Meara - speaking of your pseud....the other weekend as K-Bug and I were driving to brunch, I was trying to fill her in on who was going to be there and a bit of background on those she didn't know - mainly you, I must admit. But in all that, I forgot to tell her your real name. I kept using your pseud. The first time Lee or juliana used your real name I realized my error and felt like a total dork.
Spike's Bitches 37: You take the killing for granted.
[NAFDA] Spike-centric discussion. Lusty, lewd (only occasionally crude), risqué (and frisqué), bawdy (Oh, lawdy!), flirty ('cuz we're purty), raunchy talk inside. Caveat lector.
Hil, I hope for the best for your mother.
I have little interest in the idea of changing my last name, unless he has a cool one (which reminds me of a HS friend surnamed Gumpel--I totally tried to wangle an intro to her brother, because I'd totally love to marry into that name, clunky as it would be with ita). I'm surprised by the talk of people dropping middle names. I don't think I've knowingly encountered that due to marriage.
My father changed his name when he left for university. He dropped his middle name (understandably so) and added his mother's surname as his middle name. And he then uses that as his first name, so he's all H. MothersSurname FathersSurname. Works on him.
Had a cousin who did the same sort of thing, shoving the awkward first name into an initial and going by the middle name.
The women? Some hyphenate, some concatenate (my mother is professionally MaidenName MarriedName, but socially just MarriedName), some leave it be.
And the kids just pick and choose. A number of them have chosen to go with their mother's name alone.
eta: Dammit, that article makes me want to change my name. What a git.
Gah. Clowns.
I know a lot of people who didn't change their name when they got married, but after they had kids, gave up and did it.
The first time Lee or juliana used your real name I realized my error and felt like a total dork
Oh, don't!! I totally answer to meara, in real life, as well as to my "real" name. (And to Indy, my drag name!) After all, meara is a name *I* picked!
I always think of you as Meara--and I think I have called you that face-to-face.
Somehow your names are totally interchangeable for me.
I very resolutely think of myself sans-surname most of the time. So this recent explosion of Facebook and LinkedIn feels terribly weird.

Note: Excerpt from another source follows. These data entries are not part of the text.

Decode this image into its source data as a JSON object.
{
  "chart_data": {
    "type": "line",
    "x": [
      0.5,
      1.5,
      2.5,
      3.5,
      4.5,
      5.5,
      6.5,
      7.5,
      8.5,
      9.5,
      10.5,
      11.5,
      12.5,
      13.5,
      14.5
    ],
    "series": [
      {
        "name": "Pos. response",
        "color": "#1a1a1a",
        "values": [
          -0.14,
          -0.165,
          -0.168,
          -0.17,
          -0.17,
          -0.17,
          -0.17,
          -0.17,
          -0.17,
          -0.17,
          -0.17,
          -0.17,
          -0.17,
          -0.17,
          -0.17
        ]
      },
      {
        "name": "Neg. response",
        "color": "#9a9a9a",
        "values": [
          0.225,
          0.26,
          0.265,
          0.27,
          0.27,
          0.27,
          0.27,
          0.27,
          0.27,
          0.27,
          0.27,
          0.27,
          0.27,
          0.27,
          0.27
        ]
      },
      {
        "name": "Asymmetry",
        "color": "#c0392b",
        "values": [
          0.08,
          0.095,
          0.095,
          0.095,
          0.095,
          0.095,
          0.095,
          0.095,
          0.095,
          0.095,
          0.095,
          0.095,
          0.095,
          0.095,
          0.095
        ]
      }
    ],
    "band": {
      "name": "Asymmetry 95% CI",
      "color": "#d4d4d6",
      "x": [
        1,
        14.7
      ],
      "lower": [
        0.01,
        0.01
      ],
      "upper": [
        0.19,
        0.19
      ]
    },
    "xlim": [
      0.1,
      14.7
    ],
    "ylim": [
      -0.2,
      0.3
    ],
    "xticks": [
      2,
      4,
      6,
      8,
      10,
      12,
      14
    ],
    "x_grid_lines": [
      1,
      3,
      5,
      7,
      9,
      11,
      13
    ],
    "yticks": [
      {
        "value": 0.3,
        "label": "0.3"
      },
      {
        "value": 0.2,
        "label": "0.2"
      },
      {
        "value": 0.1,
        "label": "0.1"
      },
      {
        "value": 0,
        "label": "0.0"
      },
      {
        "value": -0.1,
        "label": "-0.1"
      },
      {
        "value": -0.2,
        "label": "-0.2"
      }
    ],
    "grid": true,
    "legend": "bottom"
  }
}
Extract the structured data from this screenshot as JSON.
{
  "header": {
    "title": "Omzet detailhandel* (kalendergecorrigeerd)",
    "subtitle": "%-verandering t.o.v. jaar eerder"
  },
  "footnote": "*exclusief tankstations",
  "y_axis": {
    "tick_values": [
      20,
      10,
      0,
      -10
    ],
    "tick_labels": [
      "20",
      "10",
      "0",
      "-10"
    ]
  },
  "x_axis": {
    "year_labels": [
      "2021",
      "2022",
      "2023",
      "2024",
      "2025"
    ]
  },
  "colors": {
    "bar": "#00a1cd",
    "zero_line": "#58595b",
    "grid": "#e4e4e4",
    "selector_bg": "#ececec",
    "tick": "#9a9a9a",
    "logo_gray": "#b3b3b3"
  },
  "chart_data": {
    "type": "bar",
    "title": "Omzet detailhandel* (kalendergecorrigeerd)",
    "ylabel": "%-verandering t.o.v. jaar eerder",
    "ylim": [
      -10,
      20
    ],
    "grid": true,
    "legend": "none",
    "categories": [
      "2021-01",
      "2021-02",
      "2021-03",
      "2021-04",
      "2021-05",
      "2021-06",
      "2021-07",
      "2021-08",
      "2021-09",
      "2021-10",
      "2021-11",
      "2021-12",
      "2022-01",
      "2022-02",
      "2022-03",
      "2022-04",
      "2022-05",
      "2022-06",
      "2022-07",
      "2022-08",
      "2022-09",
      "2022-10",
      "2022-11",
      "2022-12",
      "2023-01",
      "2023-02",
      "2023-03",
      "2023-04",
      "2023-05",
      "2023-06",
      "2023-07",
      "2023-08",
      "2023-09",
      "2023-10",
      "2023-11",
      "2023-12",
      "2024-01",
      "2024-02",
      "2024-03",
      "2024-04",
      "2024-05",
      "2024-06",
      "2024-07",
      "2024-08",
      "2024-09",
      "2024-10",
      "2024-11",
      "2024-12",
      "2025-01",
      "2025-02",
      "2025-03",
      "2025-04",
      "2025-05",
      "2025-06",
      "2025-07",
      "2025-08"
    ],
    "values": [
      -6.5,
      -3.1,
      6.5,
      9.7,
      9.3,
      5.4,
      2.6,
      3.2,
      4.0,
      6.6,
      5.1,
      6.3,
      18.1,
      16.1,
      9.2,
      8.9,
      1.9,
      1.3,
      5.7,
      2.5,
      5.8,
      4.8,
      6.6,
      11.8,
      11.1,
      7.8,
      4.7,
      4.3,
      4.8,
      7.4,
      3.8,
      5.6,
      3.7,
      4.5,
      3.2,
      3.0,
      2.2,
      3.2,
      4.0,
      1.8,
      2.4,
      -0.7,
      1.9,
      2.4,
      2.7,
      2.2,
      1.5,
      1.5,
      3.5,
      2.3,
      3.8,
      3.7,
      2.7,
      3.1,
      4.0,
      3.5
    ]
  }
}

I guess another reason I wouldn't change my last name is that I'd probably not use that one much either.
I'm losing my touch. I just now checked to see how far my aunt is from Florida baseball. The answer - too far. Darn it.
Pumpkin fudge.
On the names discussion. I got married at 19, so went with the flow, but I'd probably have done the same thing - exchanging a difficult to pronounce maiden name that was 14 letters and 2 hyphens long for a simple to say married name that was a mere 5 letters. I actually had "friends" who encouraged me to hyphenate the two. Bah!
meara is one of those who is always meara, real name notwithstanding. shrift, too.
My name was a big big deal when I got married, because I eloped. We'd actually talked about both of us taking my grandmother's name, which I think we would have actually done had we had a traditional wedding (and thus, time to talk it over with her and with his family) because my mom was an only child, so the name is now rare.
But then I loved my middle name, which is my other grandmother's first name, and didn't want to lose it. So I was going to go FirstName MiddleName MarriedName. But to my parents it felt like wholesale rejection, like I didn't want anything to do with them. I'd hurt them needlessly enough with the whole eloping thing, so I went ahead and kept them all.
So my legal name is FirstName MiddleName MaidenName MarriedName, almost like the Latin way. But then I still use FirstInitial MiddleInitial LastInitial on legal documents, so it's mostly only symbolic.
Still, since I ended up with an English first and last name, I'm glad to have the Japanese two middle names.